Report my Science Fair Experiment

On May 25, 1961, President Kennedy announced the goal of landing a man on the moon within ten years.
” I believe that this nation should commit itself to achieving the goal, before this decade is out, of landing a man on the Moon and returning him safely to the Earth. . . .”

I was in the third grade, the President was an Irish Catholic form Massachusetts and so was I (heck my Grandfather came from Ireland!). I can’t express to you how special he was to me and how excited I was to hear those words! I read everything I could about the planets and about space, I can remember making a space capsule out of a cardboard box. I drew a circle for a window and punched wholes in the window for stars. I eventually got a telescope for Christmas, I was able to subscribed to Harvard’s Sky and Telescope Magazine, I spent hours in the library reading about the planets.

By the time I reached the fifth grade my class was allowed to do a science project and mine was to build the planet Jupiter. I can remember taking a balloon covering it with cheese cloth and putting plaster of paris all over the sphere. I then painted it and brought it to school for my science presentation. I amazed myself, as I won first place!

By the time the sixth grade science fair came around, I was ready! My project this time was to use shallow boxes, sand, stones, plaster of paris and paint to produce the surfaces of Mercury, Venus, Mars, the Moon, and Pluto. I was busy all year in building and /or repairing the small surfaces. Remember, this was before satellites took close up pictures of the planets. All I had to go on were telescopic pictures and artist renditions of the planets. I made a total of nine surfaces and they were beautiful! I knew everything a 6th grader could know about the Solar System (at that time) and I discussed surface structures and theories about how they were formed. I won the Science fair that year and took awards every year after that, doing variations on the theme.

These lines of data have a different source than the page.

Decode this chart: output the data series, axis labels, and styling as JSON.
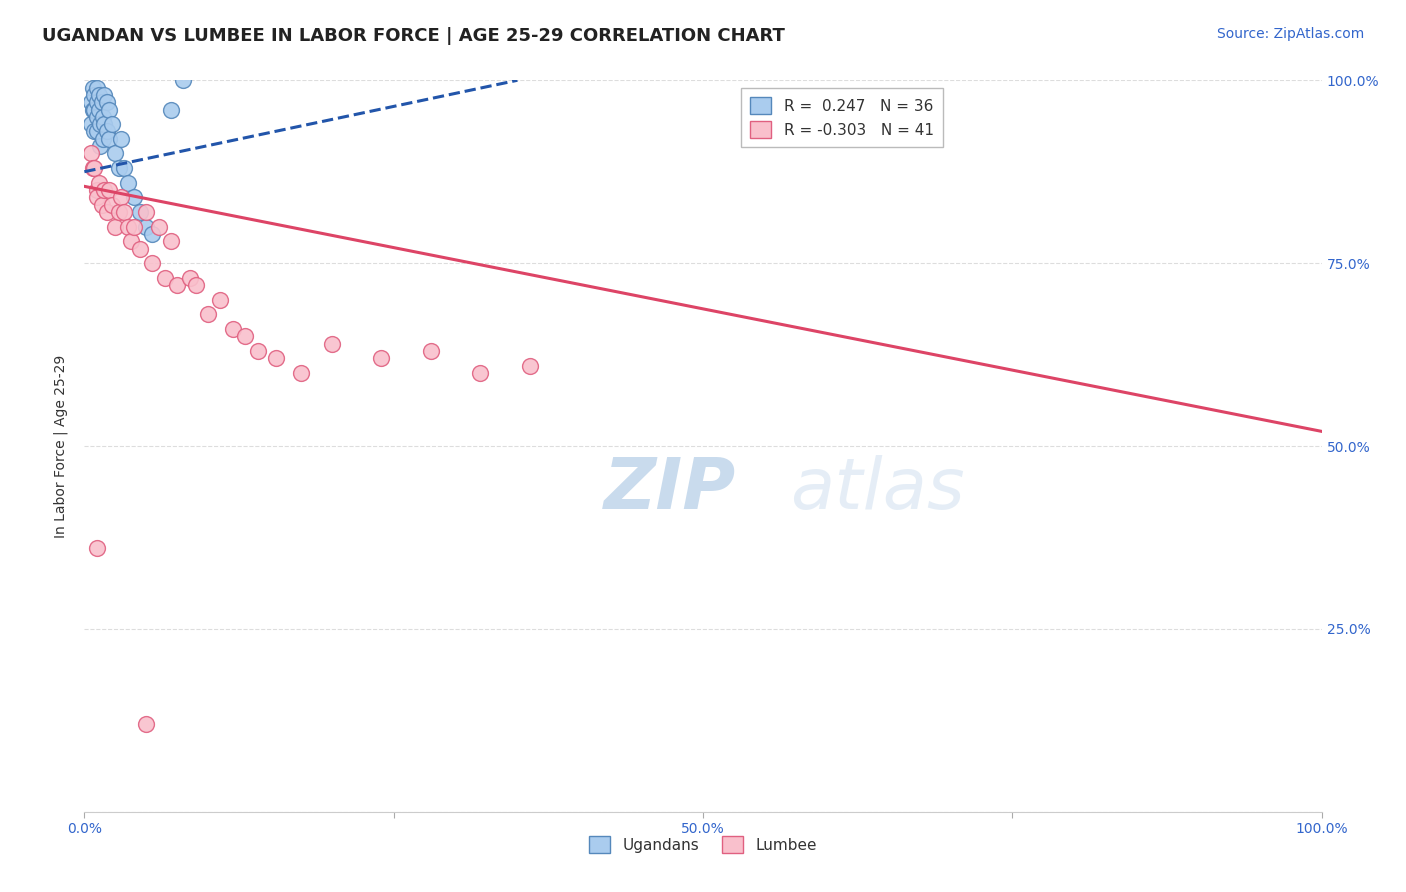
{
  "title": "UGANDAN VS LUMBEE IN LABOR FORCE | AGE 25-29 CORRELATION CHART",
  "source_text": "Source: ZipAtlas.com",
  "ylabel": "In Labor Force | Age 25-29",
  "xlim": [
    0.0,
    1.0
  ],
  "ylim": [
    0.0,
    1.0
  ],
  "ugandan_color": "#aaccee",
  "ugandan_edge_color": "#5588bb",
  "lumbee_color": "#f9c0cc",
  "lumbee_edge_color": "#e06080",
  "trend_ugandan_color": "#2255aa",
  "trend_lumbee_color": "#dd4466",
  "r_ugandan": 0.247,
  "n_ugandan": 36,
  "r_lumbee": -0.303,
  "n_lumbee": 41,
  "ugandan_x": [
    0.005,
    0.005,
    0.007,
    0.007,
    0.008,
    0.008,
    0.008,
    0.01,
    0.01,
    0.01,
    0.01,
    0.012,
    0.012,
    0.013,
    0.013,
    0.014,
    0.015,
    0.015,
    0.016,
    0.016,
    0.018,
    0.018,
    0.02,
    0.02,
    0.022,
    0.025,
    0.028,
    0.03,
    0.032,
    0.035,
    0.04,
    0.045,
    0.05,
    0.055,
    0.07,
    0.08
  ],
  "ugandan_y": [
    0.97,
    0.94,
    0.99,
    0.96,
    0.98,
    0.96,
    0.93,
    0.99,
    0.97,
    0.95,
    0.93,
    0.98,
    0.96,
    0.94,
    0.91,
    0.97,
    0.95,
    0.92,
    0.98,
    0.94,
    0.97,
    0.93,
    0.96,
    0.92,
    0.94,
    0.9,
    0.88,
    0.92,
    0.88,
    0.86,
    0.84,
    0.82,
    0.8,
    0.79,
    0.96,
    1.0
  ],
  "lumbee_x": [
    0.005,
    0.007,
    0.008,
    0.01,
    0.01,
    0.012,
    0.014,
    0.016,
    0.018,
    0.02,
    0.022,
    0.025,
    0.028,
    0.03,
    0.032,
    0.035,
    0.038,
    0.04,
    0.045,
    0.05,
    0.055,
    0.06,
    0.065,
    0.07,
    0.075,
    0.085,
    0.09,
    0.1,
    0.11,
    0.12,
    0.13,
    0.14,
    0.155,
    0.175,
    0.2,
    0.24,
    0.28,
    0.32,
    0.36,
    0.01,
    0.05
  ],
  "lumbee_y": [
    0.9,
    0.88,
    0.88,
    0.85,
    0.84,
    0.86,
    0.83,
    0.85,
    0.82,
    0.85,
    0.83,
    0.8,
    0.82,
    0.84,
    0.82,
    0.8,
    0.78,
    0.8,
    0.77,
    0.82,
    0.75,
    0.8,
    0.73,
    0.78,
    0.72,
    0.73,
    0.72,
    0.68,
    0.7,
    0.66,
    0.65,
    0.63,
    0.62,
    0.6,
    0.64,
    0.62,
    0.63,
    0.6,
    0.61,
    0.36,
    0.12
  ],
  "watermark_zip": "ZIP",
  "watermark_atlas": "atlas",
  "background_color": "#ffffff",
  "grid_color": "#dddddd",
  "title_fontsize": 13,
  "axis_label_fontsize": 10,
  "tick_fontsize": 10,
  "legend_fontsize": 11,
  "source_fontsize": 10
}
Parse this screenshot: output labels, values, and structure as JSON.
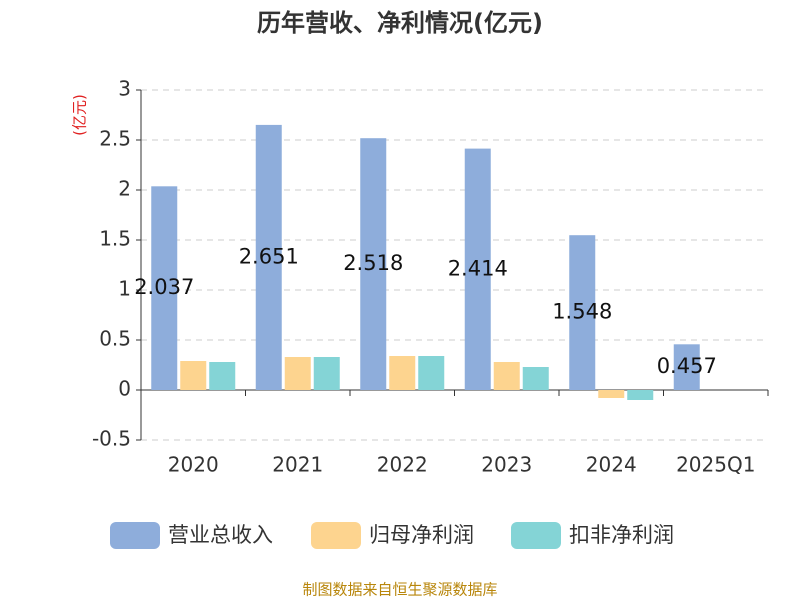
{
  "chart_data": {
    "type": "bar",
    "title": "历年营收、净利情况(亿元)",
    "y_label": "(亿元)",
    "categories": [
      "2020",
      "2021",
      "2022",
      "2023",
      "2024",
      "2025Q1"
    ],
    "series": [
      {
        "name": "营业总收入",
        "color": "#8eaddb",
        "values": [
          2.037,
          2.651,
          2.518,
          2.414,
          1.548,
          0.457
        ]
      },
      {
        "name": "归母净利润",
        "color": "#fdd48f",
        "values": [
          0.29,
          0.33,
          0.34,
          0.28,
          -0.08,
          null
        ]
      },
      {
        "name": "扣非净利润",
        "color": "#84d4d6",
        "values": [
          0.28,
          0.33,
          0.34,
          0.23,
          -0.1,
          null
        ]
      }
    ],
    "ylim": [
      -0.5,
      3
    ],
    "yticks": [
      -0.5,
      0,
      0.5,
      1,
      1.5,
      2,
      2.5,
      3
    ],
    "grid": true,
    "source": "制图数据来自恒生聚源数据库"
  }
}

During those years I wanted to be an Astronomer. As time went on I watched the Kennedy-like Captain Kirk take us to “. . .where no man has gone before.” And I believed it a certainty that we would be sailing past Jupiter by the time I was fifty. The dream fell apart when the Moon Projects ended and I found there was no major in Astronomy at any State College. For the rest of my life I have lived, like everyone else, watching space from afar. No more lunar landings, no adventures to Mars. But I remember a time when America was all about adventure, a time when even a child could hold a man’s dream in the palm of his hand.